Fiscalité
Succession : les pièges de l’acceptation « à concurrence de l'actif net »
- Lundi 16 décembre 2024 - 09:18
- | Par Jean-Denis Errard
Lorsqu’un héritier a un doute sur la consistance du patrimoine de la succession, il peut accepter « à concurrence de l'actif net ». Les créanciers doivent rapidement se déclarer, y compris, déclare la Cour de cassation*, s’il s’agit de l’un des héritiers ayant une créance à valoir !
Dans ce dossier soumis à la Cour de cassation, un homme est décédé en 2015, en laissant pour lui succéder son épouse, leur fils mineur ainsi que deux filles issues d'une précédente union. Les quatre héritiers ont accepté la succession à concurrence de l'actif net (autrefois, « sous bénéfice d’inventaire »), une option possible si l’on craint que les dettes du défunt excèdent le montant de son patrimoine.

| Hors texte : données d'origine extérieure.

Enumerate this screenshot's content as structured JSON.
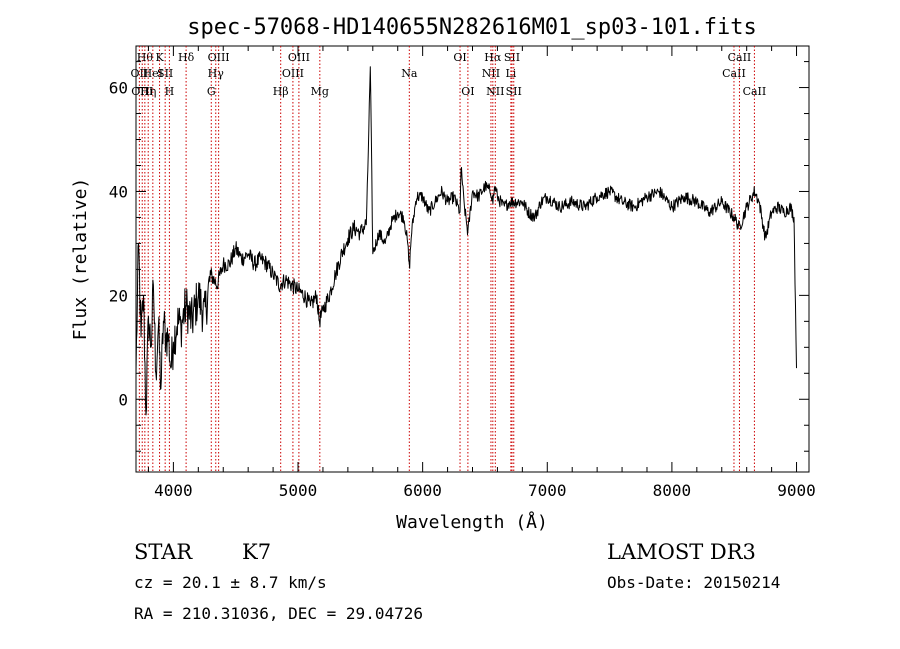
{
  "chart_data": {
    "type": "line",
    "title": "spec-57068-HD140655N282616M01_sp03-101.fits",
    "xlabel": "Wavelength (Å)",
    "ylabel": "Flux (relative)",
    "xlim": [
      3700,
      9100
    ],
    "ylim": [
      -14,
      68
    ],
    "xticks": [
      4000,
      5000,
      6000,
      7000,
      8000,
      9000
    ],
    "yticks": [
      0,
      20,
      40,
      60
    ],
    "grid": false,
    "line_color": "#000000",
    "marker_color": "#cc0000",
    "series": [
      {
        "x": [
          3700,
          3720,
          3740,
          3760,
          3780,
          3800,
          3820,
          3840,
          3860,
          3880,
          3900,
          3920,
          3940,
          3960,
          3980,
          4000,
          4030,
          4060,
          4100,
          4150,
          4200,
          4250,
          4300,
          4350,
          4400,
          4450,
          4500,
          4550,
          4600,
          4650,
          4700,
          4750,
          4800,
          4850,
          4900,
          4950,
          5000,
          5050,
          5100,
          5150,
          5170,
          5200,
          5250,
          5300,
          5350,
          5400,
          5450,
          5500,
          5550,
          5580,
          5600,
          5650,
          5700,
          5750,
          5800,
          5850,
          5880,
          5893,
          5910,
          5950,
          6000,
          6050,
          6100,
          6150,
          6200,
          6250,
          6300,
          6310,
          6330,
          6363,
          6400,
          6450,
          6500,
          6550,
          6563,
          6580,
          6600,
          6650,
          6700,
          6750,
          6800,
          6850,
          6900,
          6950,
          7000,
          7100,
          7200,
          7300,
          7400,
          7500,
          7600,
          7700,
          7800,
          7900,
          8000,
          8100,
          8200,
          8300,
          8400,
          8500,
          8542,
          8600,
          8662,
          8700,
          8750,
          8800,
          8850,
          8900,
          8950,
          8980,
          9000
        ],
        "values": [
          5,
          30,
          12,
          20,
          -3,
          16,
          10,
          22,
          5,
          14,
          2,
          15,
          12,
          12,
          6,
          11,
          15,
          14,
          18,
          15,
          20,
          16,
          24,
          22,
          26,
          26,
          29,
          27,
          28,
          26,
          27,
          26,
          24,
          22,
          23,
          22,
          21,
          20,
          18,
          20,
          15,
          17,
          20,
          24,
          28,
          31,
          33,
          32,
          34,
          64,
          28,
          32,
          30,
          34,
          36,
          35,
          30,
          25,
          32,
          39,
          39,
          36,
          38,
          40,
          38,
          39,
          36,
          45,
          38,
          32,
          40,
          39,
          41,
          40,
          38,
          41,
          39,
          37,
          38,
          38,
          38,
          36,
          35,
          38,
          39,
          37,
          38,
          37,
          39,
          40,
          38,
          37,
          39,
          40,
          37,
          39,
          38,
          36,
          38,
          35,
          33,
          37,
          40,
          38,
          31,
          36,
          37,
          36,
          37,
          35,
          6
        ]
      }
    ],
    "line_markers": [
      {
        "wavelength": 3727,
        "label": "OII",
        "row": 2
      },
      {
        "wavelength": 3750,
        "label": "OIII",
        "row": 3
      },
      {
        "wavelength": 3771,
        "label": "Hθ",
        "row": 1
      },
      {
        "wavelength": 3798,
        "label": "Hη",
        "row": 3
      },
      {
        "wavelength": 3835,
        "label": "HeI",
        "row": 2
      },
      {
        "wavelength": 3889,
        "label": "K",
        "row": 1
      },
      {
        "wavelength": 3934,
        "label": "SII",
        "row": 2
      },
      {
        "wavelength": 3968,
        "label": "H",
        "row": 3
      },
      {
        "wavelength": 4102,
        "label": "Hδ",
        "row": 1
      },
      {
        "wavelength": 4304,
        "label": "G",
        "row": 3
      },
      {
        "wavelength": 4340,
        "label": "Hγ",
        "row": 2
      },
      {
        "wavelength": 4363,
        "label": "OIII",
        "row": 1
      },
      {
        "wavelength": 4861,
        "label": "Hβ",
        "row": 3
      },
      {
        "wavelength": 4959,
        "label": "OIII",
        "row": 2
      },
      {
        "wavelength": 5007,
        "label": "OIII",
        "row": 1
      },
      {
        "wavelength": 5175,
        "label": "Mg",
        "row": 3
      },
      {
        "wavelength": 5893,
        "label": "Na",
        "row": 2
      },
      {
        "wavelength": 6300,
        "label": "OI",
        "row": 1
      },
      {
        "wavelength": 6363,
        "label": "OI",
        "row": 3
      },
      {
        "wavelength": 6548,
        "label": "NII",
        "row": 2
      },
      {
        "wavelength": 6563,
        "label": "Hα",
        "row": 1
      },
      {
        "wavelength": 6583,
        "label": "NII",
        "row": 3
      },
      {
        "wavelength": 6708,
        "label": "Li",
        "row": 2
      },
      {
        "wavelength": 6717,
        "label": "SII",
        "row": 1
      },
      {
        "wavelength": 6731,
        "label": "SII",
        "row": 3
      },
      {
        "wavelength": 8498,
        "label": "CaII",
        "row": 2
      },
      {
        "wavelength": 8542,
        "label": "CaII",
        "row": 1
      },
      {
        "wavelength": 8662,
        "label": "CaII",
        "row": 3
      }
    ]
  },
  "info": {
    "class": "STAR",
    "subclass": "K7",
    "cz": "cz = 20.1 ± 8.7 km/s",
    "coords": "RA = 210.31036, DEC =  29.04726",
    "survey": "LAMOST DR3",
    "obs_date": "Obs-Date: 20150214"
  }
}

La procédure, rappelons-le, est lourde, puisque les héritiers doivent effectuer une déclaration de leur acceptation soit auprès d’un notaire soit auprès du greffe du tribunal judiciaire (dont dépend le domicile du défunt). Ils doivent faire paraître un avis dans un journal local d’annonces légales et au bulletin légal, le BODACC, cela pour informer les créanciers. De même pour l’inventaire.

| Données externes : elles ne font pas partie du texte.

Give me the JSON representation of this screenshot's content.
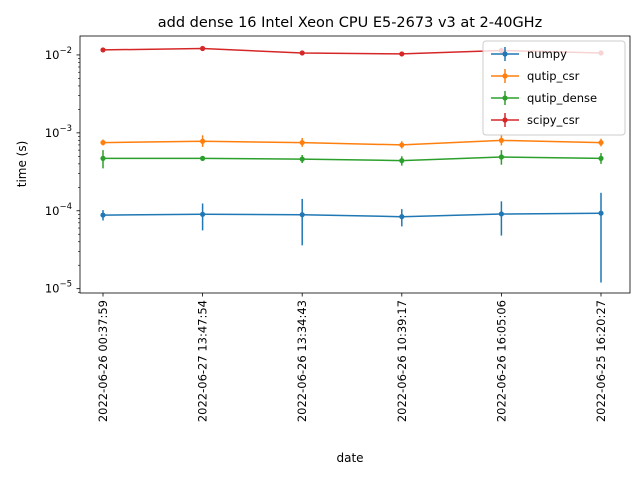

Près de 320 000 € de créance
Dans cette affaire, en 2017, la veuve a assigné ses deux belles-filles en règlement de 159 800 € pour chacune correspondant à leur quote-part de la dette d'impôt sur le revenu des années 2014 et 2015 du défunt mari, une dette qu'elle avait assumée seule en sa qualité de codébitrice solidaire.
Cette demande est légitime. Pourtant, cette veuve va échouer en première instance, en appel et en cassation. En effet, selon l'article 792 du code civil, les créanciers qui ont un montant à faire valoir sur la succession doivent le notifier dans les 15 mois au « domicile élu de la succession » (souvent l’étude notariale). Lorsque la créance ne peut pas être chiffrée, elle doit être déclarée « à titre provisionnel sur la base d'une évaluation ».
Faute de déclaration dans ce délai (à compter de la publicité de la déclaration d'acceptation de succession, au BODACC), les créances non assorties de sûretés sur la succession sont éteintes.
Ce délai, affirmait la veuve, n'est pas applicable aux créances en contribution détenues par un héritier à l'encontre de ses cohéritiers pour leurs parts respectives.
Tous les créanciers sans exception
L’article 792 cible les créanciers, sans exception ; alors la Cour de cassation confirme la cour d’appel, cette obligation de déclaration s'impose aussi à l’héritier codébiteur solidaire du défunt.
En l’occurrence, 1°) l’origine de la dette d’impôt sur le revenu est antérieure à la date du décès ; donc, c’est une dette de la succession incombant aux quatre héritiers. 2°) La veuve a réglé par la suite la totalité de la dette d’impôts à l’administration fiscale en tant que codébitrice solidaire, ce qui la rendait « créancière de la succession et non directement créancière des autres héritiers, ces derniers venant seulement aux droits et obligations de leur auteur du chef duquel était née la dette fiscale ».
>>>Nos commentaires : Dura lex sed lex ! Il est curieux d’assimiler l’un des héritiers ayant une créance sur les autres à un créancier sur la succession. Mais l’article 792 ne l’exclut pas ! Sans doute le notaire en charge de la succession a-t-il considéré que cette veuve n’avait pas à se soumettre à cette obligation de déclaration et de publicité ! Celle-ci pourrait être tentée de se retourner contre lui compte tenu de l’importance de sa créance…
Rappelons que la déclaration de créances ne doit pas être faite avant la publicité au BODACC (Cass. civ. 1ère 31 mars 2016 n° 15-10.799), sinon elle est sans valeur. Et elle doit être faite à l’adresse du « domicile élu » mentionnée dans la déclaration d’acceptation de la succession (en l’espèce celle du notaire alors que le créancier a envoyé sa notification au domicile de l’héritier unique) (Cass. civ. 1ère 8 mars 2017, n° 16-14.360 ; 16 janvier 2019, n° 18-11.916).